CURRENT IRAQI LAW SETS THE LEGAL AGE FOR MARRIAGE AT 18 WITHOUT PARENTAL APPROVAL, AND 15 WITH A GUARDIAN'S APPROVAL.

THE PROPOSED LAW, AIMED AT CREATING DIFFERENT LAWS FOR IRAQ'S MAJORITY SHIITE POPULATION, DOES NOT SET A MINIMUM AGE OF MARRIAGE.

SOUNDBITE (Arabic) Tariq Harib, legal expert:

"It's an incomplete law. The views of experts were not taken into consideration, the views of religious reference bodies were not sought, and it does not rectify the mistakes and the pitfalls of the current law."

BUT IRAQI OFFICIALS ARE BRUSHING OFF THE CRITICISM.

SOUNDBITE (Arabic) Hassan al-Shammari, Iraqi Justice Minister:

"We are not responsible for marriages of children which take place outside the official frameworks. By introducing this draft law, we want to limit or prevent such practices."

IT IS UNCLEAR HOW MUCH SUPPORT THE BILL ENJOYS AMONG IRAQI SHIITES, ESPECIALLY FROM SECULAR MEMBERS OF THE SECT.

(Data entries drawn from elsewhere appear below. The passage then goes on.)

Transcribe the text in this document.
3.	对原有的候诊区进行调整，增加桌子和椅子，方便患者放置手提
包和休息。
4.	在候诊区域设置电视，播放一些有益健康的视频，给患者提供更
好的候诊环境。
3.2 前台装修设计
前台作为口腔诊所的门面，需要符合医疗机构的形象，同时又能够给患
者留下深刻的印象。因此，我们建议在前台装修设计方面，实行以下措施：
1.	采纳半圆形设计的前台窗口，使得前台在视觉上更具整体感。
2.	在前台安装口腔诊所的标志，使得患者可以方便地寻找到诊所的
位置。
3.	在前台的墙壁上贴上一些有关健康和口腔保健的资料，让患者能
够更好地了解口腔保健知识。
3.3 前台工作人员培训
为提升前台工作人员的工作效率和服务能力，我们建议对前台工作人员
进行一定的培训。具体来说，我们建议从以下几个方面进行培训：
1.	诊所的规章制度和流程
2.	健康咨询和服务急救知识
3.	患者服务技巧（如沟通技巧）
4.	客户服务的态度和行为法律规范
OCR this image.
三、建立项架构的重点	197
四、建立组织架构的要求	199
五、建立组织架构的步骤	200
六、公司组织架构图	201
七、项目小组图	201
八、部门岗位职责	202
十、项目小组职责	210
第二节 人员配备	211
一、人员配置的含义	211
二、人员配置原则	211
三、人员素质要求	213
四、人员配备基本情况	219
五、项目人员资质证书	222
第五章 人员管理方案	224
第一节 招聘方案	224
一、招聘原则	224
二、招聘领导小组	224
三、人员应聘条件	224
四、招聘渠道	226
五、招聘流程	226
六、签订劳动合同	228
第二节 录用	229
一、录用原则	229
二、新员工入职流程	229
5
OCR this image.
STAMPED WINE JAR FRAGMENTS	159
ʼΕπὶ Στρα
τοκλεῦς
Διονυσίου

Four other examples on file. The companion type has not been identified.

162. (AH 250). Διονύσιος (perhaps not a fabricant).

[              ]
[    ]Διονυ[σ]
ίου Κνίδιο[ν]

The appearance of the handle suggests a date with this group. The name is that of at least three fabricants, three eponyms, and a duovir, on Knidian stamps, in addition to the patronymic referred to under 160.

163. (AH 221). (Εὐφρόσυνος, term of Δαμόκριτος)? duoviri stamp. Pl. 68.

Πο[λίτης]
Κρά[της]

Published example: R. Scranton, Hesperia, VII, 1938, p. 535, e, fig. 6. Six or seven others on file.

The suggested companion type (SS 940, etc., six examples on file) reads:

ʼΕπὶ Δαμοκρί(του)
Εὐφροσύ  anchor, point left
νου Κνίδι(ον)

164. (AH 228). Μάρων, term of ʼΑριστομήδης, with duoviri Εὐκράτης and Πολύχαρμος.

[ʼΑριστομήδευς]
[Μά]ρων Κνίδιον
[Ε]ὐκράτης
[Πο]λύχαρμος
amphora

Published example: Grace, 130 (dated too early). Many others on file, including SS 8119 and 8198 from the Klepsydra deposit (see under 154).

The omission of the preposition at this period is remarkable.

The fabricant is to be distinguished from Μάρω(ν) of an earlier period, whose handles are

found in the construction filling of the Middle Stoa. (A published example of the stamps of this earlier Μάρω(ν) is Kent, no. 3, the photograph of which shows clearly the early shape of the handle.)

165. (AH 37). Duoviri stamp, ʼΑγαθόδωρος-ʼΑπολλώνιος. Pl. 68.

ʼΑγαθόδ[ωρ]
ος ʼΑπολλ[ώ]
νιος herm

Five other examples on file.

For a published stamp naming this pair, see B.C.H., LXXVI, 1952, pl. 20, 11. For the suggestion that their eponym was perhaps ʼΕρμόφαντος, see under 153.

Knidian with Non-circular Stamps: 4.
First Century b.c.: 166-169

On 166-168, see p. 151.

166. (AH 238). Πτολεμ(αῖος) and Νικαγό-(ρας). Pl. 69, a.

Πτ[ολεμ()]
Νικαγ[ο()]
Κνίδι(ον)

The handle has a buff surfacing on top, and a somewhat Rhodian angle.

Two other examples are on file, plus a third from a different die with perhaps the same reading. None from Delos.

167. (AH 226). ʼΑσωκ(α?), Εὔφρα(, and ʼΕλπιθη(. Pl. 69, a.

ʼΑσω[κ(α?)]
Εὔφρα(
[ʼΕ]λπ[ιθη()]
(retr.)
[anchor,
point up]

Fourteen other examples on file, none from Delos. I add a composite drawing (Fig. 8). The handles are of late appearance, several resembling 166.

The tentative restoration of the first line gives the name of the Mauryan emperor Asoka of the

SOUNDBITE (Arabic) Um Hassan, Baghdad resident and mother:

"How could I let her get married at that age? She would not be able to comprehend or undertake the marriage affairs physically or mentally. She would not be able to endure married life at such age. To ask her to endure that would be to ask her to commit suicide."

PARLIAMENT MUST STILL RATIFY THE BILL BEFORE IT BECOMES LAW.